Share

3. Bertemu Tunangan Bima

“Siapa wanita itu?”

Maudy menajamkan telinganya saat mendengar kalimat manja seorang wanita. Tidak lama, suara laki-laki yang Maudy tunggu kedatangannya sedari tadi terdengar.

"Kenapa kembali secepat ini?"

‘Sial*an! Ke mana dia ketika aku memanggilnya?!’ Maudy menggerutu, tetapi masih mendengarkan percakapan dua orang di dalam kamar sana.

"Aku ini tunanganmu! Kenapa kau harus tanya seperti itu? Apa kau masih belum bisa mencintaiku?"

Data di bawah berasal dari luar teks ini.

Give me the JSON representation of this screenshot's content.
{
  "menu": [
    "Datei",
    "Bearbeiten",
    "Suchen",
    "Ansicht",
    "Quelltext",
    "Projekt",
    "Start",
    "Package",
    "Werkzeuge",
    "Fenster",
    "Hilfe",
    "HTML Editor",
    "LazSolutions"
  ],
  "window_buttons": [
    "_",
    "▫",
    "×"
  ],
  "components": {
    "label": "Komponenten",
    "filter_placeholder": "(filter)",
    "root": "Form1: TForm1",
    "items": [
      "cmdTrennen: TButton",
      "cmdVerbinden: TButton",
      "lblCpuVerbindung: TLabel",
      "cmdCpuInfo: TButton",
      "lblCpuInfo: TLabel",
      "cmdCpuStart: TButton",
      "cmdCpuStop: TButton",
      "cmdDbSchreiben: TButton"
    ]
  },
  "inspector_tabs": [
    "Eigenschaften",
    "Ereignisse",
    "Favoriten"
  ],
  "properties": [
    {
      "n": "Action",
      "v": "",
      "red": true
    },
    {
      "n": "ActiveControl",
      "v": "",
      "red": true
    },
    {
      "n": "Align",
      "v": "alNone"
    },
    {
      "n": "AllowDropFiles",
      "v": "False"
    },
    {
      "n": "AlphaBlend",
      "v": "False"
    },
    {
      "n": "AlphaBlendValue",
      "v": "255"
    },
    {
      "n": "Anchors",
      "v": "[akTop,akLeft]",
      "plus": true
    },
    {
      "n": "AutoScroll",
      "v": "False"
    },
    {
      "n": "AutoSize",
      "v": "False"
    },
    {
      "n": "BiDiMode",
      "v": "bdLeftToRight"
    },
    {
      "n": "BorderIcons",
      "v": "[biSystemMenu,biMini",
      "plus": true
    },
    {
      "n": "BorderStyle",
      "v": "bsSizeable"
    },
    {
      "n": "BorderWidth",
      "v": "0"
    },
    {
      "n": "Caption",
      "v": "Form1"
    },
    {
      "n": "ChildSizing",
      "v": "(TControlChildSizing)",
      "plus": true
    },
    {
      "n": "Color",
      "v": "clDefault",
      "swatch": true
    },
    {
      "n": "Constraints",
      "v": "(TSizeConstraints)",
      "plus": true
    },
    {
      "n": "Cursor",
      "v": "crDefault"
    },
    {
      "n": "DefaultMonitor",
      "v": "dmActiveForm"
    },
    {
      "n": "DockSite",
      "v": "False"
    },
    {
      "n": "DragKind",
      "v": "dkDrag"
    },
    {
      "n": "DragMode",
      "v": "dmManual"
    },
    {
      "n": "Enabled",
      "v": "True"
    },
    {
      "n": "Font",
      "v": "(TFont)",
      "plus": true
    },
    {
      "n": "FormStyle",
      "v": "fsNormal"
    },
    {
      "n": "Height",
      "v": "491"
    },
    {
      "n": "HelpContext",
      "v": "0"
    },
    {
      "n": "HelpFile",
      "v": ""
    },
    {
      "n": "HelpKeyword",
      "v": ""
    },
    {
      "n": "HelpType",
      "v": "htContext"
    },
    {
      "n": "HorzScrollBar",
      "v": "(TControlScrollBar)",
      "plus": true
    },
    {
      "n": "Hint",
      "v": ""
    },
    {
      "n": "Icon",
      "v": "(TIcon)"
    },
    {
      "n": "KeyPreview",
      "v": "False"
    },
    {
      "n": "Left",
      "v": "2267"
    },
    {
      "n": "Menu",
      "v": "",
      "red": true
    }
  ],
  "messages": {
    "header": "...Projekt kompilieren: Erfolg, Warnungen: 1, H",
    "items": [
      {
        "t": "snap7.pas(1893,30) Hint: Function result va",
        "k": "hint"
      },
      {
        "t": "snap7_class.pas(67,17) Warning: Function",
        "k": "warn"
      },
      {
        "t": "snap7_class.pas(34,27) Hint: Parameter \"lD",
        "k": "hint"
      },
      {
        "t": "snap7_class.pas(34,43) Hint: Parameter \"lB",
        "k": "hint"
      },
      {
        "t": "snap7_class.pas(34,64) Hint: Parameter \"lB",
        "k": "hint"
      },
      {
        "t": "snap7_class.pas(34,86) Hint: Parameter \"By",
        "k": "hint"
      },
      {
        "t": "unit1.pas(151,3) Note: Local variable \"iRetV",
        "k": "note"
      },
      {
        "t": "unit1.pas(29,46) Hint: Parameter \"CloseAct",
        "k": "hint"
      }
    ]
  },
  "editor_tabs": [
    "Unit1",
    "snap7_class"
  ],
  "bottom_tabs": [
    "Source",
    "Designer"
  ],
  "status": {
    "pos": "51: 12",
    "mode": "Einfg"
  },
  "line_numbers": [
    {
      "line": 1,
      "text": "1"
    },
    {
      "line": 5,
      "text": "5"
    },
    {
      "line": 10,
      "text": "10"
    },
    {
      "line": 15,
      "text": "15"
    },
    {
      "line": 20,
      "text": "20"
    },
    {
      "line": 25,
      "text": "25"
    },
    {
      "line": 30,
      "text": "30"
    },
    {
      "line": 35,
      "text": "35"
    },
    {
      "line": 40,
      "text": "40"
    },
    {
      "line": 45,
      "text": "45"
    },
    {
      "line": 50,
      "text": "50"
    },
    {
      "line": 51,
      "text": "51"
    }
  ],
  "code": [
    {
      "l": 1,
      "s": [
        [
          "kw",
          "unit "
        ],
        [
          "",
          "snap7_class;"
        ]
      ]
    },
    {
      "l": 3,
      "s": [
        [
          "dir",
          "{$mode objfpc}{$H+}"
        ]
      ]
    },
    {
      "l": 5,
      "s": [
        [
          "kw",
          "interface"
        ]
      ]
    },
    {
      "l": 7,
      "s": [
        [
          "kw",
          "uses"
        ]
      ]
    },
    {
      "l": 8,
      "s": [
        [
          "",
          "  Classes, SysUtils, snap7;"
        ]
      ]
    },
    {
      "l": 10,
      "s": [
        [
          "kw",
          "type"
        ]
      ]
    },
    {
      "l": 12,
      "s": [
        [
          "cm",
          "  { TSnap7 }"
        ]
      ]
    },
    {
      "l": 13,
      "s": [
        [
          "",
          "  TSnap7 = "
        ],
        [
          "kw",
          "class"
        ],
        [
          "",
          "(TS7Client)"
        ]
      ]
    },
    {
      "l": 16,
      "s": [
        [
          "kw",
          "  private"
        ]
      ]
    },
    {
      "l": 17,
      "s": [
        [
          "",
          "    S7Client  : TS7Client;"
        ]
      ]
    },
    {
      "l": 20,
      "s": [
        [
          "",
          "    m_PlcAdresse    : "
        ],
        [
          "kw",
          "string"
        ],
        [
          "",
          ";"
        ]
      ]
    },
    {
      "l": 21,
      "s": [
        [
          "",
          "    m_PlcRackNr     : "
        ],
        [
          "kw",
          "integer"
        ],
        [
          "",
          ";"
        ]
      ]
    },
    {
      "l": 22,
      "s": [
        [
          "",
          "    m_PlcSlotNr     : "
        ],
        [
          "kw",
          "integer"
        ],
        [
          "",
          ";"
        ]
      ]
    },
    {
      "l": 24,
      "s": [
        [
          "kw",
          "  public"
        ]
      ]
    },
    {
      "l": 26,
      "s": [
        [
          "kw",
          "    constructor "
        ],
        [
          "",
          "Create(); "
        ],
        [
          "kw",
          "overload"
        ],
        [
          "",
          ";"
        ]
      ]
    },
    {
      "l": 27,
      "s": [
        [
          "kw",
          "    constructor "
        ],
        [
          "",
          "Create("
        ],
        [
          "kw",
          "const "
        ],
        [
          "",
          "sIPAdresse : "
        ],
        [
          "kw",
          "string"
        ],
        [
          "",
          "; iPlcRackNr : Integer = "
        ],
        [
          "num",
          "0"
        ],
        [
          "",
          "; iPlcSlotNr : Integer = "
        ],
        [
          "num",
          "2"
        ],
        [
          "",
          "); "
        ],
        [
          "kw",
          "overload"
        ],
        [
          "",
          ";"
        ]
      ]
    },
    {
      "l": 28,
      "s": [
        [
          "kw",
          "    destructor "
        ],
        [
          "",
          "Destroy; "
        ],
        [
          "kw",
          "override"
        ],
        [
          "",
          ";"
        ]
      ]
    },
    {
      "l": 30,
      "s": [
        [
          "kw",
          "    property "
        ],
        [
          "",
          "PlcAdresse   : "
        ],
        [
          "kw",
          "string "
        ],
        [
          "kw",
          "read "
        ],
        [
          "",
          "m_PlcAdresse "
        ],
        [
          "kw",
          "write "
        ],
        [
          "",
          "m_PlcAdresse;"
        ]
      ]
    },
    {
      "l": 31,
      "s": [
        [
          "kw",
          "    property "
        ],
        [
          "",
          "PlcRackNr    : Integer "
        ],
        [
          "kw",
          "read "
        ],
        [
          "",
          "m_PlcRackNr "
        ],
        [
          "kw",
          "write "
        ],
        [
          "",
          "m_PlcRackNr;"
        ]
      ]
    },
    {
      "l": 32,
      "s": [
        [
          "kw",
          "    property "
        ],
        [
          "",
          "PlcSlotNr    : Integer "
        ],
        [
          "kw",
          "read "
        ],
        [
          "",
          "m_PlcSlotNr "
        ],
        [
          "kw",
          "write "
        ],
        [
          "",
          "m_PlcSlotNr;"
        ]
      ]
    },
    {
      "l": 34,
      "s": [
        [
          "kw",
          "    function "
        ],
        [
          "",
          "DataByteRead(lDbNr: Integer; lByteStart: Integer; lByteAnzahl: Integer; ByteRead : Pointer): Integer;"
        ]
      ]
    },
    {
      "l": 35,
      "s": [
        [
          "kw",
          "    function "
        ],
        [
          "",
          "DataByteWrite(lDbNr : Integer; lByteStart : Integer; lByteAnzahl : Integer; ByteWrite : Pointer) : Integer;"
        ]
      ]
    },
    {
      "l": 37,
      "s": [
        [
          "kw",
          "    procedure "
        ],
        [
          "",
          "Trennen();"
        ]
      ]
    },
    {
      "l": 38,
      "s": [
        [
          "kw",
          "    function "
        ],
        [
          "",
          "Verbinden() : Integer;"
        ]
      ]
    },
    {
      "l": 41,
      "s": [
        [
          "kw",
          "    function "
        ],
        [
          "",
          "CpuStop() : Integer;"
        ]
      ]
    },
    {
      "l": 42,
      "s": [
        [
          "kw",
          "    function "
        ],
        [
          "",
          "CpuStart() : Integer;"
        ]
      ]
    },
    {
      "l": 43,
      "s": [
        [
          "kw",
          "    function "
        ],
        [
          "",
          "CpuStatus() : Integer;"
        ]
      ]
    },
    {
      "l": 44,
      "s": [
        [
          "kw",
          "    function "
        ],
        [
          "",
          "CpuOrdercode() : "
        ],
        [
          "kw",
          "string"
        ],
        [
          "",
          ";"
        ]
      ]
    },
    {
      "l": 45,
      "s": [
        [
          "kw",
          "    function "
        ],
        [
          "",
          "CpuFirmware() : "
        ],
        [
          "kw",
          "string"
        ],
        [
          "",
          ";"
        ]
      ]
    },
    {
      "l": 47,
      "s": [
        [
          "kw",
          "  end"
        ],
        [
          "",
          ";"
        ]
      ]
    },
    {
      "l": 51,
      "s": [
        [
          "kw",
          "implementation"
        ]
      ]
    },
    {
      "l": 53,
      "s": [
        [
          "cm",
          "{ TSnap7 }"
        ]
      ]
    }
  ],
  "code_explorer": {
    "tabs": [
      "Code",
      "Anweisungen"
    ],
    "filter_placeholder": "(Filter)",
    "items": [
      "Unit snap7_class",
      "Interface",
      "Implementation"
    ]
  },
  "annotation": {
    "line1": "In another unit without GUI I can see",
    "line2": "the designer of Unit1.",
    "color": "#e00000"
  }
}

Kalimat-kalimat yang diucapkan oleh si wanita membuat Maudy semakin jijik dengan Bima. Bagaimana bisa ia sudah bertunangan dan masih saja rakus untuk mendekati wanita lain?

"Jelas aku masih belajar mencintaimu, Selly. Kau tahu kan, cinta pertamaku sudah mati sia-sia dan aku masih belum bisa melupakannya."

"Selalu begitu jawabanmu! Bae ... aku kan lebih baik daripada wanita itu! Jelas-jelas aku lebih cantik!"

Terdengar kekehan Bima yang hanya beberapa detik dan setelahnya suara itu digantikan oleh suara ciuman keduanya dan juga desahan yang berlarut cukup panjang.

Dari balik pintu kamar mandi dan lantai marmer yang dingin, Maudy hanya diam. Ia masih memikirkan perkataan Bima yang menyebutkan mengenai cinta pertamanya yang mati sia-sia.

'Apa dia sudah membunuh wanita itu? Lalu siapa wanita yang dimaksud?' batinnya.

Suara yang berasal dari hubungan keduanya semakin membuat Maudy jijik. Terlebih menyadari jika dirinya juga sudah melakukan hal itu bersama Bima.

Ia akhirnya berusaha menutup telinganya rapat-rapat dengan kedua tangannya dan berakhir tertidur di atas lantai dingin itu.

"Bae, aku mau ke toilet."

"Yang di lantai bawah aja, toilet di kamar ini rusak."

Suara samar-samar itu membangunkan Maudy yang ketiduran. Ia sedikit kebingungan hingga akhirnya menyadari jika dirinya masih terkunci di dalam kamar mandi.

Bagaimanapun, Maudy harus segera memakai bajunya lagi, ia kedinginan dan merasa sangat lelah. Ia hanya ingin keluar dari rumah itu sekarang juga.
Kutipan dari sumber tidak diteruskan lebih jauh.